Set it for the current session with gcs_global_bucket("<your bucket name>")
To get a bucket’s file inventory, we use gcs_list_objects(). Leaving the parentheses empty will get information about the default bucket if you have set it.
gcs_list_objects()At this point it’s obviously empty, so let’s upload something.
This we do with gcs_upload(). If the file is in your working directory, just write the filename; otherwise provide the full file path. If you want, you can store the file under another name in Google Storage with the name parameter. Otherwise, just leave the parameter out.
sample_csv <- file.path(tempdir(), "mtcars.csv")
write.csv(mtcars, sample_csv)
resp <- gcs_upload(sample_csv, name = "mtcars.csv")resp here is just a container for the response that the API returns, to prevent it from printing in the console.
Now let’s check the contents:
contents <- gcs_list_objects()
contentsThe Google Storage API handles only one file at a time, so for bulk uploads you need to use iteration.
library(purrr)
library(fs)
sample_csv2 <- file.path(tempdir(), "iris.csv")
write.csv(iris, sample_csv2)
my_files <- dir_ls(tempdir(), glob = "*.csv")
resp <- map(my_files, ~ gcs_upload(.x, name = .x))Let’s check the contents again:
contents <- gcs_list_objects()
contentsNote that there’s a file size limit of 5Mb, but you can change it with gcs_upload_set_limit().
gcs_upload_set_limit(upload_limit = 20000000L)Downloads are performed with gcs_get_object(). Here, too, you can save it under a different name, but this time the parameter is saveToDisk.
dest_path <- file.path(tempdir(), "mtcars_duplicate.csv")
resp <- gcs_get_object("mtcars.csv", saveToDisk = dest_path)To download multiple files we need to loop or map.
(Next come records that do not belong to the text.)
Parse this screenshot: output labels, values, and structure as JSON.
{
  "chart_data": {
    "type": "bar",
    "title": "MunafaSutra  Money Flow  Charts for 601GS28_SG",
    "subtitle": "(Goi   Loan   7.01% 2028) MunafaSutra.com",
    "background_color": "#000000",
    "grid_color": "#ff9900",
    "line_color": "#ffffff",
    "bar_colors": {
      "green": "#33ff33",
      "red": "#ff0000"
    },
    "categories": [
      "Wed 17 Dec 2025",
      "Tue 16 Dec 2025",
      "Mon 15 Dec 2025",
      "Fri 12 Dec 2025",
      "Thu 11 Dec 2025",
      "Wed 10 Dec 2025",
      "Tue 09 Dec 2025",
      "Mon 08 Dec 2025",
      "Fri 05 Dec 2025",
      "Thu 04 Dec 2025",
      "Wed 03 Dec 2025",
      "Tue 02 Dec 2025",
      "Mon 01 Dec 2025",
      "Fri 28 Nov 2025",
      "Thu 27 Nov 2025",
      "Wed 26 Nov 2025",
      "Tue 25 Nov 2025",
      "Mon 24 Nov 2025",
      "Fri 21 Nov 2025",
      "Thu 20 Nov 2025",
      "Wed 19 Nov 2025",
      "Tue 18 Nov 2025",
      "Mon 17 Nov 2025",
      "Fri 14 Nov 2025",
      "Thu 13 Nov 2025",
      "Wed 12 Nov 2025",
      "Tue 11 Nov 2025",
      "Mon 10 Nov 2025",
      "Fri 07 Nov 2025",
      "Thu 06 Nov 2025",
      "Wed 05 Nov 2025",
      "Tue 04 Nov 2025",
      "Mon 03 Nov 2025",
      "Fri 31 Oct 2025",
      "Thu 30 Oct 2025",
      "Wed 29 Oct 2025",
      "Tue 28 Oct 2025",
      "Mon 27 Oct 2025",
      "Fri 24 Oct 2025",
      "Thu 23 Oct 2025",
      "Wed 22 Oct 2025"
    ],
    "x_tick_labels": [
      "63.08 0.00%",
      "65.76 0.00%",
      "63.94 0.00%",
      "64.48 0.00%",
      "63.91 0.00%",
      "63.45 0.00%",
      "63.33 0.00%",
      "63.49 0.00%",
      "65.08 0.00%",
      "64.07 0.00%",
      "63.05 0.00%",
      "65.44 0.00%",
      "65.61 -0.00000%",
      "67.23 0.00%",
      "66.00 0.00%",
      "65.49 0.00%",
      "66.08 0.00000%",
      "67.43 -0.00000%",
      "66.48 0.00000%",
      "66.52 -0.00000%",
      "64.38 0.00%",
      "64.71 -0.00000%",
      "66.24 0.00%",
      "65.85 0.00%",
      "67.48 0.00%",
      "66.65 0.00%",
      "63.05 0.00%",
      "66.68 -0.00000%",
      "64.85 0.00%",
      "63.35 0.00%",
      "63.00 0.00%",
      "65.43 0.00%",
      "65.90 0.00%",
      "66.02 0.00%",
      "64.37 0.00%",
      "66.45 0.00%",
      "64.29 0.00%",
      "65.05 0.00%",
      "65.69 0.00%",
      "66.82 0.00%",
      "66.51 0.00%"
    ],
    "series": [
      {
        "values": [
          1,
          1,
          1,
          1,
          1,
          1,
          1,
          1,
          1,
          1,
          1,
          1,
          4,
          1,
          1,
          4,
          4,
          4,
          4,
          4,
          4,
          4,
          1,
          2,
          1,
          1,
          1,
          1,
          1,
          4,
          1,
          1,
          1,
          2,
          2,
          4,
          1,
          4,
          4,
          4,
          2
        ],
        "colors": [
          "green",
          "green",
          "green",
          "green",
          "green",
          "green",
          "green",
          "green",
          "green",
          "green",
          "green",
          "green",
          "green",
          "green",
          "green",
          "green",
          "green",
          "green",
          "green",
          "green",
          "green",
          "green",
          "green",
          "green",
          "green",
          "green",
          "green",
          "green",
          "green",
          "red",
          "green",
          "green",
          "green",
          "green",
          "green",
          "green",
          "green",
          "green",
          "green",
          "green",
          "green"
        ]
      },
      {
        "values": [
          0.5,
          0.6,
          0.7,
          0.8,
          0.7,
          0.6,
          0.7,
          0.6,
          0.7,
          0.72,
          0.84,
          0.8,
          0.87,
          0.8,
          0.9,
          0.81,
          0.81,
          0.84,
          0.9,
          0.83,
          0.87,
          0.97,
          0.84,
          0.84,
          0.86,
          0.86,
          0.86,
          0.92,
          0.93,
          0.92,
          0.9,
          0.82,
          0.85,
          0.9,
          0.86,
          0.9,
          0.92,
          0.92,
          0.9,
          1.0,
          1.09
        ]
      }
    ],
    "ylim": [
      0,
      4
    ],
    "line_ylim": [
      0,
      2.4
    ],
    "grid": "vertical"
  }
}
Let’s say we wanted to download all the files in the bucket:
contents <- gcs_list_objects()
resp <- map(contents$name, ~ gcs_get_object(.x, 
                                            saveToDisk = file.path(tempdir(), .x), 
                                            overwrite = TRUE))We can delete files in the bucket with gcs_delete_object():
gcs_delete_object("mtcars.csv")To delete several, we again need to loop or map. Let’s try to delete everything in the bucket:
contents <- gcs_list_objects()
map(contents$name, gcs_delete_object)And the bucket is empty. With this you should be ready to process files with Document AI and other APIs that involve Google Storage as an intermediary.